Coaching or Therapy? What's the Difference?
- jonesce7
- Oct 4, 2022
- 2 min read

Much has been written about the similarities and differences between coaching and therapy. I'd like to give you a sense of how I work, to help you determine if you think we'd be a good fit.
As an IFS Institute, Level 1- trained practitioner, I do not evaluate, diagnose, or treat mental health conditions. This is both because I am not a licensed therapist and because I firmly believe Richard Schwartz's (the founder of IFS) position when he notes that, "the DSM is an accurate description of what are mainly just clusters of protective parts that organize in different ways in different people." When you think of them like that, he continues, "you're going to learn how they're trying to protect, and you're going to honor them for their service [. . .] rather than call them pathological names and try to get rid of them."
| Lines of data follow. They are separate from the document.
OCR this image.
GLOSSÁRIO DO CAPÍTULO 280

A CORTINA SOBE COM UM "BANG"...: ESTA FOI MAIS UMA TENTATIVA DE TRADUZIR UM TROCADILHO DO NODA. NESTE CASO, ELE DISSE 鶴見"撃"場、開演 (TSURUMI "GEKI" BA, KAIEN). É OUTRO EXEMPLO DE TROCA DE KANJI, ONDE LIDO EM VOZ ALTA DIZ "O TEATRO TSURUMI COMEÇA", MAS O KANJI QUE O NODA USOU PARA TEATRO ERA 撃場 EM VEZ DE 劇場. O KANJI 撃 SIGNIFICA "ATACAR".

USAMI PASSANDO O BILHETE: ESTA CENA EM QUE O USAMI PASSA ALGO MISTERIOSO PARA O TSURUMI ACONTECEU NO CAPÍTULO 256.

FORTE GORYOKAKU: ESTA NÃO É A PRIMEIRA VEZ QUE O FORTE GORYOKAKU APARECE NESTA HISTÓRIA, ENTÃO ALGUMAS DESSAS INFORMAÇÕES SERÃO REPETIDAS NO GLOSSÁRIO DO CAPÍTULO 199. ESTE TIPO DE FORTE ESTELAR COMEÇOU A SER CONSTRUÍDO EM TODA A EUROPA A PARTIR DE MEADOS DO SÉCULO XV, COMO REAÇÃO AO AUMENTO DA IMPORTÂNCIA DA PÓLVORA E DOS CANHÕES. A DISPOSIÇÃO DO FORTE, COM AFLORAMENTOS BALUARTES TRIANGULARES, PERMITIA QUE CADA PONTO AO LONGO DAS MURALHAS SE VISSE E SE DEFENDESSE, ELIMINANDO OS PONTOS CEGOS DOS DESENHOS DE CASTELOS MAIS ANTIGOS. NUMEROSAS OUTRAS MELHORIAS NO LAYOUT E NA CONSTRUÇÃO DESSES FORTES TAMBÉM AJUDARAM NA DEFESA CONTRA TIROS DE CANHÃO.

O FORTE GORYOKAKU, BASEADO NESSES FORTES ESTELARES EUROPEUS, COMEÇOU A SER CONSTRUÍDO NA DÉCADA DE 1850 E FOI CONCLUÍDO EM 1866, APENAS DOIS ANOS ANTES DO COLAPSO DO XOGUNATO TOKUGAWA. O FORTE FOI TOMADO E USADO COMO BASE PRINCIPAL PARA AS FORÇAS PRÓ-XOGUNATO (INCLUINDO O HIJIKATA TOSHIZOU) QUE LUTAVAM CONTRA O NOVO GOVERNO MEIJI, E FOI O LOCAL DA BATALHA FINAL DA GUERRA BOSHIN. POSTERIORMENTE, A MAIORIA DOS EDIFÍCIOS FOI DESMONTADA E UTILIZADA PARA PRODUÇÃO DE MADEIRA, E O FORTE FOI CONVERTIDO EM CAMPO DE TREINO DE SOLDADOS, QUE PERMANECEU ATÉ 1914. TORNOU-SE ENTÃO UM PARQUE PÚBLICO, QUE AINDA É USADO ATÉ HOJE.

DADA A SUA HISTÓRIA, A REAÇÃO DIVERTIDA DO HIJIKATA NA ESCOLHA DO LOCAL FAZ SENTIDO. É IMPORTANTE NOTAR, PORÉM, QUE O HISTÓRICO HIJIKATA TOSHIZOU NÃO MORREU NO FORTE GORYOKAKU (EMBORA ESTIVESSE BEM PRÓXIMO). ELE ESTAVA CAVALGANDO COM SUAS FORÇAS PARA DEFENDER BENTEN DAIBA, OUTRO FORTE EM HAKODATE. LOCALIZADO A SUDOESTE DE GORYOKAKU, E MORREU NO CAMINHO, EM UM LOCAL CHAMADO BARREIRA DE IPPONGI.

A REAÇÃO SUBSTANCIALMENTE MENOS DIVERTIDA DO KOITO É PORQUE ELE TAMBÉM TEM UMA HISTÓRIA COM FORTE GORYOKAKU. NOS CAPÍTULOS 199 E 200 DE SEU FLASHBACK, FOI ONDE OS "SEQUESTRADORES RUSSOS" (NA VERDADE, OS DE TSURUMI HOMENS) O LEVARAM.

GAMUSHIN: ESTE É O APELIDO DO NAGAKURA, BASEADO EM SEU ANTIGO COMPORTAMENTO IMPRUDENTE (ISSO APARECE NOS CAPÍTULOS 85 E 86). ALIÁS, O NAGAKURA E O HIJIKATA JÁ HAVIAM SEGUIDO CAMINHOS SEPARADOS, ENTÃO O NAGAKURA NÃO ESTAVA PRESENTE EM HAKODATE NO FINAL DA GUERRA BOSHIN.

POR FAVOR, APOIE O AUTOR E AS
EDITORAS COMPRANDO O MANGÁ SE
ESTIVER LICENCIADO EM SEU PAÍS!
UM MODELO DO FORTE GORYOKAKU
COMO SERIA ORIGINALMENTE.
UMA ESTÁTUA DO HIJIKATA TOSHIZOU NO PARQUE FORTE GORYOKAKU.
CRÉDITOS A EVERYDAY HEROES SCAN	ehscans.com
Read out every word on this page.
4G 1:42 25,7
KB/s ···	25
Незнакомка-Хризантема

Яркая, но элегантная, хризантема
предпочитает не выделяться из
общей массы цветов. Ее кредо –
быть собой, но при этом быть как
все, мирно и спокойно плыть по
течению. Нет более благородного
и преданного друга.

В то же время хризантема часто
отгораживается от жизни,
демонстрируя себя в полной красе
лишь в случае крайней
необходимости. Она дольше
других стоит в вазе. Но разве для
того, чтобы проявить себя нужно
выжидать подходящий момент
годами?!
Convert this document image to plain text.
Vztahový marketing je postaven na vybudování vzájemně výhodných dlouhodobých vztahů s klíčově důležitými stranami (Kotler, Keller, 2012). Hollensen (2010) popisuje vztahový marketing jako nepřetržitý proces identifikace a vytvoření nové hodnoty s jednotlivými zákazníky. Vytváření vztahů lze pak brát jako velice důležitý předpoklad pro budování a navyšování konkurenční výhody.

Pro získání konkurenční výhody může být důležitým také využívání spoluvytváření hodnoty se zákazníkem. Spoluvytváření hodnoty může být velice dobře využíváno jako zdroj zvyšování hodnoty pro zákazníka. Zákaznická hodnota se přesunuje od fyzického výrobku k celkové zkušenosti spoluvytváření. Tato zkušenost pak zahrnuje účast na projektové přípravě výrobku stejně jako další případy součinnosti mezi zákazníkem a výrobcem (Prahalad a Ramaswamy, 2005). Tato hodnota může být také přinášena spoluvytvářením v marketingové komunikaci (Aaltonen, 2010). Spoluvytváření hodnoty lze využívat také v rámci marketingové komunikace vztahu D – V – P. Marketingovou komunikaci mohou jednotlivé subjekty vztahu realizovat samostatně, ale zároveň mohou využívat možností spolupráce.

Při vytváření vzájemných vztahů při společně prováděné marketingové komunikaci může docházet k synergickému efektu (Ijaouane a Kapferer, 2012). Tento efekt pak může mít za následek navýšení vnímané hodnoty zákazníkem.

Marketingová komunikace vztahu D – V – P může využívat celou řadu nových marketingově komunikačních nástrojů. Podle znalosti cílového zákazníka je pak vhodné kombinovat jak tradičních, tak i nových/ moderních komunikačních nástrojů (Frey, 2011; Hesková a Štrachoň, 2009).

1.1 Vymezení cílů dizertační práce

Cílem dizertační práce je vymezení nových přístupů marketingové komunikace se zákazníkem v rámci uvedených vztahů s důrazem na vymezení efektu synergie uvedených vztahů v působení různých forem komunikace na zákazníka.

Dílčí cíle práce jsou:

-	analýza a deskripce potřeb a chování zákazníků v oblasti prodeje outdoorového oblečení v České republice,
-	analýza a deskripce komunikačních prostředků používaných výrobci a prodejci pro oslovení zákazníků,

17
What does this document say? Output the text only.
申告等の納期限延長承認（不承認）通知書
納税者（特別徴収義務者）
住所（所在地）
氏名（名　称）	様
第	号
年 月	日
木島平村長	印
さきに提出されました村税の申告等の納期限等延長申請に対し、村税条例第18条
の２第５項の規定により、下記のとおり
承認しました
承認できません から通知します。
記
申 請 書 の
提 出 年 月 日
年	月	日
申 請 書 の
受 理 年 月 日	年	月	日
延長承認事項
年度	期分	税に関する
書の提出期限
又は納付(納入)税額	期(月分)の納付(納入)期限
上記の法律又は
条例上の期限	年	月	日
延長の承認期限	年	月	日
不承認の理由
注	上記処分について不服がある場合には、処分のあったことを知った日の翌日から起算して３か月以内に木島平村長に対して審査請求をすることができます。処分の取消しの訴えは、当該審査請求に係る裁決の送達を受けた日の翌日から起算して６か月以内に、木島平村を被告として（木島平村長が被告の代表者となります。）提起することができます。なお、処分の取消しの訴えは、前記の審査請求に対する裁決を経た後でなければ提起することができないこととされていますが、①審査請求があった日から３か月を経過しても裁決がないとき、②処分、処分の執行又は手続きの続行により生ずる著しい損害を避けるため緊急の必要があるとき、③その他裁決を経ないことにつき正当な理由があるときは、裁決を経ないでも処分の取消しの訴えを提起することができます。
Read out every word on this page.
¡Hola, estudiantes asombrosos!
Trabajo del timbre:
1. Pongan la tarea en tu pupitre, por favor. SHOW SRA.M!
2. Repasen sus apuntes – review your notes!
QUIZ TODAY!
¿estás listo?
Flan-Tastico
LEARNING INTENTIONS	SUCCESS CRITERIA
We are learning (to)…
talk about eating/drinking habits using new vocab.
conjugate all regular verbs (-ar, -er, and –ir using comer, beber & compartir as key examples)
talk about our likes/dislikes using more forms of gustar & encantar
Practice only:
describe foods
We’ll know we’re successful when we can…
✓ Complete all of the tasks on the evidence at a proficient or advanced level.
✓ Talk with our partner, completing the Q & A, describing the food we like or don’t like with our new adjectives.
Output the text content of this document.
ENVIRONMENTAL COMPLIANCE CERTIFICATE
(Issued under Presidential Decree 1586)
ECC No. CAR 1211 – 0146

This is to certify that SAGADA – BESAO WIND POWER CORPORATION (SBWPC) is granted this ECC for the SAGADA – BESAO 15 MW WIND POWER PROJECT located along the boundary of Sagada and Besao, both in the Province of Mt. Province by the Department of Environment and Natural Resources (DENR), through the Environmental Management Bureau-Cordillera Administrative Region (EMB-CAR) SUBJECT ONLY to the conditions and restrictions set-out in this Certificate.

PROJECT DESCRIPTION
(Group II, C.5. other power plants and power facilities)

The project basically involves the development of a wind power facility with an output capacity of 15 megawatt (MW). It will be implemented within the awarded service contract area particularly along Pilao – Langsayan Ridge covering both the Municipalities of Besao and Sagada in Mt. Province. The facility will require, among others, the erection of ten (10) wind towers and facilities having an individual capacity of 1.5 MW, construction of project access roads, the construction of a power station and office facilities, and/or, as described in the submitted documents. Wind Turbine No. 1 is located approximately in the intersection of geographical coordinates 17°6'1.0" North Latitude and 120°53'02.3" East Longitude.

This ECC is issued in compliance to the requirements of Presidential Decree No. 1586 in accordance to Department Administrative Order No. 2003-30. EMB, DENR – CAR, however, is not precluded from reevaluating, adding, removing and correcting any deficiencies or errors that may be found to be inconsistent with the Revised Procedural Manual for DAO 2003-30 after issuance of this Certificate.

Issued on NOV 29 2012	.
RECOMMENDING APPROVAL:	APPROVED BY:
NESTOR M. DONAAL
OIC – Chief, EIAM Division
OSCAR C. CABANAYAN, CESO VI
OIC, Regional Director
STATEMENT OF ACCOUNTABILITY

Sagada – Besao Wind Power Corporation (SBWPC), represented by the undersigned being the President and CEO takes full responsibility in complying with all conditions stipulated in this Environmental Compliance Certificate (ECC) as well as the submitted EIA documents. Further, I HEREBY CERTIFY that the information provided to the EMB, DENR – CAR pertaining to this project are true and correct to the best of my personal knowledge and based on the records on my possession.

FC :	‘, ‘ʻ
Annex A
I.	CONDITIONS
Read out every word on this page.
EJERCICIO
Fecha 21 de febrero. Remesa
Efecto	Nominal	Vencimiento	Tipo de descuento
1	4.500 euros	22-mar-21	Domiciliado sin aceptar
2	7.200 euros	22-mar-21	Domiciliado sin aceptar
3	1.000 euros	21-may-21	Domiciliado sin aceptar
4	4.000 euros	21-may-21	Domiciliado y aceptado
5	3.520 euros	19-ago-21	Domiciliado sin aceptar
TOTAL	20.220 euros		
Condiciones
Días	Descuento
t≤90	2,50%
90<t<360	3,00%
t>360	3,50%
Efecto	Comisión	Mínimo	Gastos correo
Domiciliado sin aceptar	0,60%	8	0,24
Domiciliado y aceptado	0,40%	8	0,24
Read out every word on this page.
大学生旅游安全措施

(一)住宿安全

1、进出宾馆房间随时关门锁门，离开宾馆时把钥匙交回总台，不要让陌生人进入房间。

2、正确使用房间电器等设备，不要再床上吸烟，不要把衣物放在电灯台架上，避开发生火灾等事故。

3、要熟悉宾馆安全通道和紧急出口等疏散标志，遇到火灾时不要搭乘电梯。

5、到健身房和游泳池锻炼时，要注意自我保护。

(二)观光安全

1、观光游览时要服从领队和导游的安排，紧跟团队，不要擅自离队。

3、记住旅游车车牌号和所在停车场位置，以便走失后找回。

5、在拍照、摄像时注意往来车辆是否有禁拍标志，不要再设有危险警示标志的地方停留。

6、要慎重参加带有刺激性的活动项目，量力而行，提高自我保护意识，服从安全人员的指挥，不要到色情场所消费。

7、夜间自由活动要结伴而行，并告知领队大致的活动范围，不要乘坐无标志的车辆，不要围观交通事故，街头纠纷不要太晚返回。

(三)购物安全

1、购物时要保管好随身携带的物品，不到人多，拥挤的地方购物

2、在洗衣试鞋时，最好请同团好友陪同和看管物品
What this means for our work together is that my job is to support you in getting to know your internal system. In other words, we learn together how you work and, sometimes, why you work the way you do. I do this by holding Self energy and helping you connect your parts to your own Self energy. In this way, my job is to let your system show us where your own inner healing wisdom (known as Self in the IFS world) needs to go next. This process usually begins by meeting our defensive protectors, getting to understand how they work and why they do what they do. I may use any number of exercises, activities, or worksheets, if you feel they would support our work together, but mostly what I do is hold space for your process and listen carefully to what's emerging naturally. I also encourage clients to let me know when you start to feel that my own parts are present. In this way, my coaching practice is relational and engages with whatever emerges within you or between us that your system feels safe exploring.